The ultimate result was that my pupil passed his examination. As for the book borrowed by stealth, I restored it to the shelves and replaced it by another, which, this time, belonged to me.
At my normal school, I had learnt a little elementary geometry under a master. From the first few lessons onwards, I rather enjoyed the subject. I divined in it a guide for one's reasoning faculties through the thickets of the imagination; I caught a glimpse of a search after truth that did not involve too much stumbling on the way, because each step forward rests solidly upon the step already taken; I suspected geometry to be what it preeminently is: a school of intellectual fencing.
The truth demonstrated and its application matter little to me;what rouses my enthusiasm is the process that sets the truth before us. We start from a brilliantly lighted spot and gradually get deeper and deeper in the darkness, which, in its turn, becomes self-illuminated by kindling new lights for a higher ascent. This progressive march of the known toward the unknown, this conscientious lantern lighting what follows by the rays of what comes before: that was my real business.
Geometry was to teach me the logical progression of thought; it was to tell me how the difficulties are broken up into sections which, elucidated consecutively, together form a lever capable of moving the block that resists any direct efforts; lastly, it showed me how order is engendered, order, the base of clarity. If it has ever fallen to my lot to write a page or two which the reader has run over without excessive fatigue, I owe it, in great part, to geometry, that wonderful teacher of the art of directing one's thought.
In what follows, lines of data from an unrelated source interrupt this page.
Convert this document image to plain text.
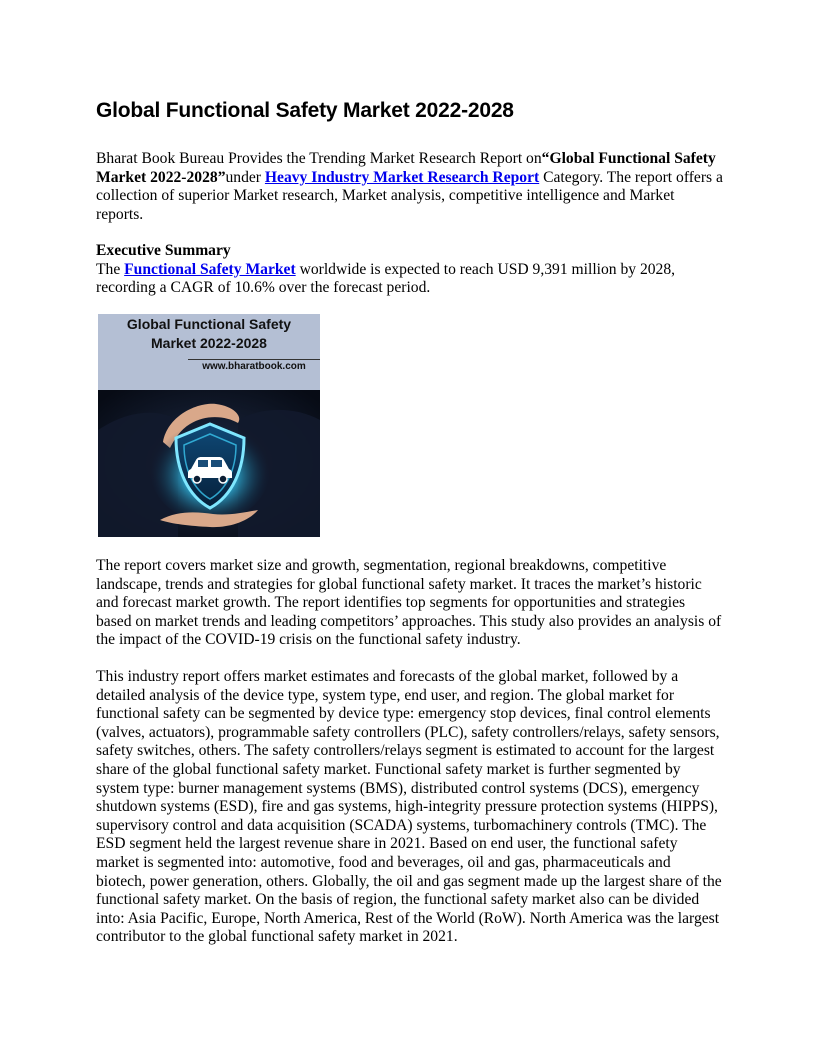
Global Functional Safety Market 2022-2028

Bharat Book Bureau Provides the Trending Market Research Report on“Global Functional Safety Market 2022-2028”under Heavy Industry Market Research Report Category. The report offers a collection of superior Market research, Market analysis, competitive intelligence and Market reports.

Executive Summary
The Functional Safety Market worldwide is expected to reach USD 9,391 million by 2028, recording a CAGR of 10.6% over the forecast period.

Global Functional Safety
Market 2022-2028
www.bharatbook.com

The report covers market size and growth, segmentation, regional breakdowns, competitive landscape, trends and strategies for global functional safety market. It traces the market’s historic and forecast market growth. The report identifies top segments for opportunities and strategies based on market trends and leading competitors’ approaches. This study also provides an analysis of the impact of the COVID-19 crisis on the functional safety industry.

This industry report offers market estimates and forecasts of the global market, followed by a detailed analysis of the device type, system type, end user, and region. The global market for functional safety can be segmented by device type: emergency stop devices, final control elements (valves, actuators), programmable safety controllers (PLC), safety controllers/relays, safety sensors, safety switches, others. The safety controllers/relays segment is estimated to account for the largest share of the global functional safety market. Functional safety market is further segmented by system type: burner management systems (BMS), distributed control systems (DCS), emergency shutdown systems (ESD), fire and gas systems, high-integrity pressure protection systems (HIPPS), supervisory control and data acquisition (SCADA) systems, turbomachinery controls (TMC). The ESD segment held the largest revenue share in 2021. Based on end user, the functional safety market is segmented into: automotive, food and beverages, oil and gas, pharmaceuticals and biotech, power generation, others. Globally, the oil and gas segment made up the largest share of the functional safety market. On the basis of region, the functional safety market also can be divided into: Asia Pacific, Europe, North America, Rest of the World (RoW). North America was the largest contributor to the global functional safety market in 2021.
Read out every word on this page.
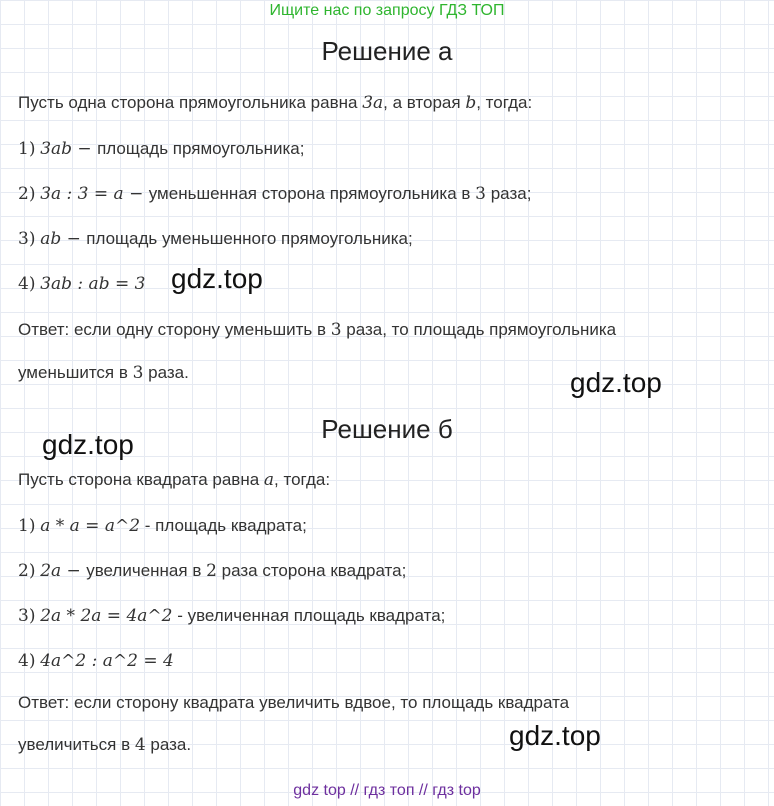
Ищите нас по запросу ГДЗ ТОП
Решение а
Пусть одна сторона прямоугольника равна 3a, а вторая b, тогда:
1) 3ab − площадь прямоугольника;
2) 3a : 3 = a − уменьшенная сторона прямоугольника в 3 раза;
3) ab − площадь уменьшенного прямоугольника;
4) 3ab : ab = 3
Ответ: если одну сторону уменьшить в 3 раза, то площадь прямоугольника
уменьшится в 3 раза.
Решение б
Пусть сторона квадрата равна a, тогда:
1) a * a = a^2 - площадь квадрата;
2) 2a − увеличенная в 2 раза сторона квадрата;
3) 2a * 2a = 4a^2 - увеличенная площадь квадрата;
4) 4a^2 : a^2 = 4
Ответ: если сторону квадрата увеличить вдвое, то площадь квадрата
увеличиться в 4 раза.
gdz.top
gdz.top
gdz.top
gdz.top
gdz top // гдз топ // гдз top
True, it does not bestow imagination, a delicate flower blossoming none knows how and unable to thrive on every soil; but it arranges what is confused, thins out the dense, calms the tumultuous, filters the muddy and gives lucidity, a superior product to all the tropes of rhetoric.
Yes, as a toiler with the pen, I owe much to it. Wherefore my thoughts readily turn back to those bright hours of my novitiate, when, retiring to a corner of the garden in recreation time, with a bit of paper on my knees and a stump of pencil in my fingers, Iused to practice deducing this or that property correctly from an assemblage of straight lines. The others amused themselves all around me; I found my delight in the frustum of a pyramid. Perhaps I should have done better to strengthen the muscles of my thighs by jumping and leaping, to increase the suppleness of my loins with gymnastic contortions. I have known some contortionists who have prospered beyond the thinker.
See me then entering the lists as an instructor of youth, fairly well acquainted with the elements of geometry. In case of need, Icould handle the land surveyor's stake and chain. There my views ended. To cube the trunk of a tree, to gauge a cask, to measure the distance of an inaccessible point appeared to me the highest pitch to which geometrical knowledge could hope to soar. Were there loftier flights? I did not even suspect it, when an unexpected glimpse showed me the puny dimensions of the little corner which I had cleared in the measureless domain.